13 Simulation

When building models in TMB it is generally recommended to test the implementation on simulated data. Obviously, data can be simulated from R and passed to the C++ template. In practice this amounts to implementing the model twice and is thus a strong way to validate the implementation of the model. However, with increased model complexity it becomes inconvenient to maintain two separate implementations. Therefore, TMB allows the the user to write the simulation code as an integrated part of the C++ model template.

13.1 Overview of simulation methods in TMB

13.1.1 Standard generators

The TMB simulation routines use the same naming convention as the R simulators. For instance rnorm() is used to simulate from a normal distribution. However, the argument convention is slightly different:

  1. rnorm(n, mu, sd) draws n simulations from a normal distribution. Unlike R this works for scalar parameters only.
  2. rnorm(mu, sd) is a TMB specific variant that works for mixed scalar and vector input. Output length follows the length of the longest input (no re-cycling) hence is consistent with dnorm(mu, sd).

Currently the following simulators are implemented:

rnorm(), rpois(), runif(), rbinom(), rgamma(), rexp(), rbeta(), rf(), rlogis(), rt(), rweibull(), rcompois(), rtweedie(), rnbinom(), rnbinom2()

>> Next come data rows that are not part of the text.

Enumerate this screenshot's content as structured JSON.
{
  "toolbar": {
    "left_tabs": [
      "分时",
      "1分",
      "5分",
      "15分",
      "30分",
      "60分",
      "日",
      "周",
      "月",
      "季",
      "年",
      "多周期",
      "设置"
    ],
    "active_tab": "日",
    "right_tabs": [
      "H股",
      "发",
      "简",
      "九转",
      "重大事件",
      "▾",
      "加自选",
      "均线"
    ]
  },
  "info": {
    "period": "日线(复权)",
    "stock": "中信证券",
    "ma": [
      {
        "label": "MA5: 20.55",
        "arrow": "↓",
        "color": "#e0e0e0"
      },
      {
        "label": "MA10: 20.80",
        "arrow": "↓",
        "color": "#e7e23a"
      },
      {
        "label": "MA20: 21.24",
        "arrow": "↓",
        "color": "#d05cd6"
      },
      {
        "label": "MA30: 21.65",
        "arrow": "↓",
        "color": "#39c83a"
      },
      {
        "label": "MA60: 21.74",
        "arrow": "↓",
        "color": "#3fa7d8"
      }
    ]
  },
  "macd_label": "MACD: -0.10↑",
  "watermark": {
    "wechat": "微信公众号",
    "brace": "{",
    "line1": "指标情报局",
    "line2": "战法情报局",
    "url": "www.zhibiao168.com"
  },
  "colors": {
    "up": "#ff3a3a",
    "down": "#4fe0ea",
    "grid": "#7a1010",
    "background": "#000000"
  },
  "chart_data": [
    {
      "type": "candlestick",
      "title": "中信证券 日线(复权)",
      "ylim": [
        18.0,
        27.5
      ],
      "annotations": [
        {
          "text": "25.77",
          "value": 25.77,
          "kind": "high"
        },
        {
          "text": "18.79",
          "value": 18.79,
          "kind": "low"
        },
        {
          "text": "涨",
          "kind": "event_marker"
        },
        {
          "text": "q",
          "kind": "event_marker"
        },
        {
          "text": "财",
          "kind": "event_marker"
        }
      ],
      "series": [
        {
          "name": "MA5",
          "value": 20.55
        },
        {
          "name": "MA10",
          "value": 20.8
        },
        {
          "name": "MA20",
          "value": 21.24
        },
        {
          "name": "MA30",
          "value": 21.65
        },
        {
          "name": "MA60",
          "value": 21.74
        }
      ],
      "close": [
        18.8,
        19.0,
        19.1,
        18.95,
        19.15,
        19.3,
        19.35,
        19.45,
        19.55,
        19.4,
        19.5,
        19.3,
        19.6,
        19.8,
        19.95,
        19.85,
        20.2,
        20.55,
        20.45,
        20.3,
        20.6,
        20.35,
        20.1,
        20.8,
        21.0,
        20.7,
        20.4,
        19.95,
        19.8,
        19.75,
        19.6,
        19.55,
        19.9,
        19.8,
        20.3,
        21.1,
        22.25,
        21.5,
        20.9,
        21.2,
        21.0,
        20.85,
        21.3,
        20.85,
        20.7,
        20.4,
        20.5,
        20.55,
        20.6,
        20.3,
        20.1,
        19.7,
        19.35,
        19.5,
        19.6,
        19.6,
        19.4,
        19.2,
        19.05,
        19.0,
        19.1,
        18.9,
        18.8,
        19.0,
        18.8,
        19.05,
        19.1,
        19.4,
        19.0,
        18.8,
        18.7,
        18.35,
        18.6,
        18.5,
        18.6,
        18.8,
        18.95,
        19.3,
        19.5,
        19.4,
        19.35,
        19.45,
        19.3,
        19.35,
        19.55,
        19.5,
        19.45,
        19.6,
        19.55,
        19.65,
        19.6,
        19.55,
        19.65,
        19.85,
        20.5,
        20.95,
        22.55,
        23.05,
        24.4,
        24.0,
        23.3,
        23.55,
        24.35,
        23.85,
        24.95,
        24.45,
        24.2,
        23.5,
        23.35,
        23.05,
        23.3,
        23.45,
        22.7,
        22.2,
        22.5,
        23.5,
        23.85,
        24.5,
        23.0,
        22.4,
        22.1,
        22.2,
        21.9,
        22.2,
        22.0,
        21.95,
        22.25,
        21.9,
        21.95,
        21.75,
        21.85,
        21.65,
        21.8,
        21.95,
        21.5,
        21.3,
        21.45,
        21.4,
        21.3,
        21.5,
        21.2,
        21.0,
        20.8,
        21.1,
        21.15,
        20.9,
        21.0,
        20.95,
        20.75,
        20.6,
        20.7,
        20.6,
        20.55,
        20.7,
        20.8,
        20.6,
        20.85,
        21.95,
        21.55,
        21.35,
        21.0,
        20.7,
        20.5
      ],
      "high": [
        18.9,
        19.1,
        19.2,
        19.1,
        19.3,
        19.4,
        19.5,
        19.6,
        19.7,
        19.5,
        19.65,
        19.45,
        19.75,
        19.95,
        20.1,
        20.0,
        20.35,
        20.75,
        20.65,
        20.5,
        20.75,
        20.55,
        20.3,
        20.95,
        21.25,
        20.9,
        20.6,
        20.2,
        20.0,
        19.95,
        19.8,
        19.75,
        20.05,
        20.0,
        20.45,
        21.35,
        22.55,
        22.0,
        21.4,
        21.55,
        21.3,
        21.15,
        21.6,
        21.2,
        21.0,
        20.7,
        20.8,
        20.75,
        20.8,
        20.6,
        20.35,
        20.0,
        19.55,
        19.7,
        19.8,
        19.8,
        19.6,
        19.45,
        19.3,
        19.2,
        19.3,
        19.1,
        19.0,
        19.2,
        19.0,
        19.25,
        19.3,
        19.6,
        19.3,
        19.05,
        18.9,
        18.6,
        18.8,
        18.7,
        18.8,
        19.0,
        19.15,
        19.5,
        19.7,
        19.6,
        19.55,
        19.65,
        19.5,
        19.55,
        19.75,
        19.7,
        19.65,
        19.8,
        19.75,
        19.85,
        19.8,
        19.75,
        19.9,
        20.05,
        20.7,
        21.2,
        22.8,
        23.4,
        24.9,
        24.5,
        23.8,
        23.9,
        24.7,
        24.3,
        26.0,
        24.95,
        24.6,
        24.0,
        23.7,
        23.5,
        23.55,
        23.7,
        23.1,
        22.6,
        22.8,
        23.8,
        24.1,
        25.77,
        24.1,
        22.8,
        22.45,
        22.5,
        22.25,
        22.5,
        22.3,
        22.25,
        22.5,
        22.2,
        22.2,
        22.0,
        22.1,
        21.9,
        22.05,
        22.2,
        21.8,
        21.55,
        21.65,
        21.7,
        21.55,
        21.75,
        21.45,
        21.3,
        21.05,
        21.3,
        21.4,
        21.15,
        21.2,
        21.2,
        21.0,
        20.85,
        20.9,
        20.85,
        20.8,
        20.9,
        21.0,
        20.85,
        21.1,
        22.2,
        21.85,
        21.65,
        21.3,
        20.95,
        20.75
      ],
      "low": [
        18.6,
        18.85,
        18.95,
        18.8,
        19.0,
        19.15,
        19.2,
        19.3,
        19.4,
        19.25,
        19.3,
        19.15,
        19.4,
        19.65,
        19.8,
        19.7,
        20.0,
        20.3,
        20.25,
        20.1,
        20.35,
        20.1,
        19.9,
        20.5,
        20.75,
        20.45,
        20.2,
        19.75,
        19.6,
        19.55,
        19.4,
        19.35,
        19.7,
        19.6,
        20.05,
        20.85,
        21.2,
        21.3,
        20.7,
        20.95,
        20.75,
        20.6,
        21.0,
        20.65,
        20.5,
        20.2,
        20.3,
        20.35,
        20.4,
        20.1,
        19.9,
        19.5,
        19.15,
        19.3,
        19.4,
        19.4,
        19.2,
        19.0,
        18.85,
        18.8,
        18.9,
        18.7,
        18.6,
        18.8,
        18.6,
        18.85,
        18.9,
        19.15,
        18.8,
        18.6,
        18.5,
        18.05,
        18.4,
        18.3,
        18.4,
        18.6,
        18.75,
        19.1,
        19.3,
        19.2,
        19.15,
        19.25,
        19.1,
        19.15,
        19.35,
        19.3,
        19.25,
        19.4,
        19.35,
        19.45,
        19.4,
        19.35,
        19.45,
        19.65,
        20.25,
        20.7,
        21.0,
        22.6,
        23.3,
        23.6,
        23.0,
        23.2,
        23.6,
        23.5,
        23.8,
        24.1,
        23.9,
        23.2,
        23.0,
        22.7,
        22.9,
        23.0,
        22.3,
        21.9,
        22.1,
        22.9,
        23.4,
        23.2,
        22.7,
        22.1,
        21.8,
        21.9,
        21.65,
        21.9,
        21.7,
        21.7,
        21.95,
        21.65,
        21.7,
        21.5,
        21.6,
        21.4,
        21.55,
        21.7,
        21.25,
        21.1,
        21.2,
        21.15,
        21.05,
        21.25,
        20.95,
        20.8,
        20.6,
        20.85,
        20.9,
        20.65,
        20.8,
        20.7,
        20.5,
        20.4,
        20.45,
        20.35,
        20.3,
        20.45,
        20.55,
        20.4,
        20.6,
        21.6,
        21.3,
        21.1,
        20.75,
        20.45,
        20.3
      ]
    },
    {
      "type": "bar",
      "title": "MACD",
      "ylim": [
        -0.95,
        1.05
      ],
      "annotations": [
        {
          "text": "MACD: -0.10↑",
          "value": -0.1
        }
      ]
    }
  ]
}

13.1.2 Generators for density objects

Objects from the density namespace have their own simulate() method. Taking the multivariate normal distribution as example we have the following ways to draw a simulation:

  1. MVNORM(Sigma).simulate() returns a vector with a simulation from the multivariate normal distribution. The void argument version is only available when there is no ambiguity in the dimension of the output. In the MVNORM case the dimension of the output is known from the dimension of Sigma. In other cases e.g. AR1(phi) the dimension of the output is not known hence the void argument version is not available.
  2. MVNORM(Sigma).simulate(x) pass x by reference and writes the simulation directly to x without returning anything. This version is available for all the classes because the dimension of the simulation can always be deduced from x.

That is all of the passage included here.